Огюст вздохнул и выразительно закатил глаза. Я, кажется, тоже.
— Ну что ж, тогда в дом Уолсингема! — поторопил я.
— Конечно! — воодушевился Огюст. И адмирал уже не возражал на это ни единым словом.
Наш ночной караван прибыл точно на место не слишком торопясь и не такой уж маленькой толпой. Что ж, чем больше, тем лучше, а если соединить эти силы с англичанами и не позволить застать себя врасплох — у Колиньи были теперь все шансы не только пережить эту ночь, но и какое-то количество последующих.
— Очень советую вам все же быть этой ночью настороже, — еще раз настойчиво подтвердил я Роли.
— Разумеется, что за вопрос! — ответил тот. — Что-то у вас тут становится слишком уж любопытно. Что это все-таки было?

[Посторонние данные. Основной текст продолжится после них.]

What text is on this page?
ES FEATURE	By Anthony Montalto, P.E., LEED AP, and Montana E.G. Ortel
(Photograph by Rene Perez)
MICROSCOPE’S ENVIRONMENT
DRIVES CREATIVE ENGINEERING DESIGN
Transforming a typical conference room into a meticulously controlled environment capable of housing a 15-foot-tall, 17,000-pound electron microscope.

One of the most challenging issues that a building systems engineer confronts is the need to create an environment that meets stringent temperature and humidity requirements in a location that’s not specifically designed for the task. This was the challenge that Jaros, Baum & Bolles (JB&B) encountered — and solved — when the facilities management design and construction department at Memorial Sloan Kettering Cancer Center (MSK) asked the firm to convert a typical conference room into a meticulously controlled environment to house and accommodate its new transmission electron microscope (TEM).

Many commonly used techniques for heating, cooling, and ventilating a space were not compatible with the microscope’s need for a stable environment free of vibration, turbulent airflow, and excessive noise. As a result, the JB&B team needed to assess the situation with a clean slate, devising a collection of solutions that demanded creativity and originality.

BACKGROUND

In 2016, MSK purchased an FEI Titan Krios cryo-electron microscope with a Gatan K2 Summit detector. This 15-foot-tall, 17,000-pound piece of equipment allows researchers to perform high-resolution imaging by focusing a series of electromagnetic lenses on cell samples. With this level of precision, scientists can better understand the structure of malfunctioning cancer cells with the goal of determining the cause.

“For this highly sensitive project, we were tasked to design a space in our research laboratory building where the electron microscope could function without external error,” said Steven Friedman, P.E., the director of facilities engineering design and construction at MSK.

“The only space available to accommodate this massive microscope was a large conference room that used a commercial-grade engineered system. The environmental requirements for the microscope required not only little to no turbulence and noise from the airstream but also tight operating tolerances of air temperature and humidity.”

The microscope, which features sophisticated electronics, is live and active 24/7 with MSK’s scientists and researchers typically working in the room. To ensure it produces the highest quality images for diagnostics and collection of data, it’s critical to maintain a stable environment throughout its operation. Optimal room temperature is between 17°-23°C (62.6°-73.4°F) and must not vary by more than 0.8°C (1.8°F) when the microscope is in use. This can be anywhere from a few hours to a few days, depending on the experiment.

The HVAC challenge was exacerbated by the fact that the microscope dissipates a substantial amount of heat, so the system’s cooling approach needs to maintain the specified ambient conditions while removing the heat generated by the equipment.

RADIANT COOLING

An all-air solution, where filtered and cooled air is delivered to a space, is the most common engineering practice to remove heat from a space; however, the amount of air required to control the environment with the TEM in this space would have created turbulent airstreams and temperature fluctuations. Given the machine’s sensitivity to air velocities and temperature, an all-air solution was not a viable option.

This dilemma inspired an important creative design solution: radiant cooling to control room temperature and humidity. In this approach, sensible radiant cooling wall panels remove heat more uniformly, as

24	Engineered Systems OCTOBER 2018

— Извините, — уклонился я дипломатично, — еще сам не все знаю. Но обещаю, что как-нибудь расскажу.
— Если останетесь в живых, — негромко сказал Сидни. В глазах его горело очень странное сдержанное любопытство. Любопытство наблюдателя, не преисполненного ни чрезмерного беспокойства, ни оптимизма.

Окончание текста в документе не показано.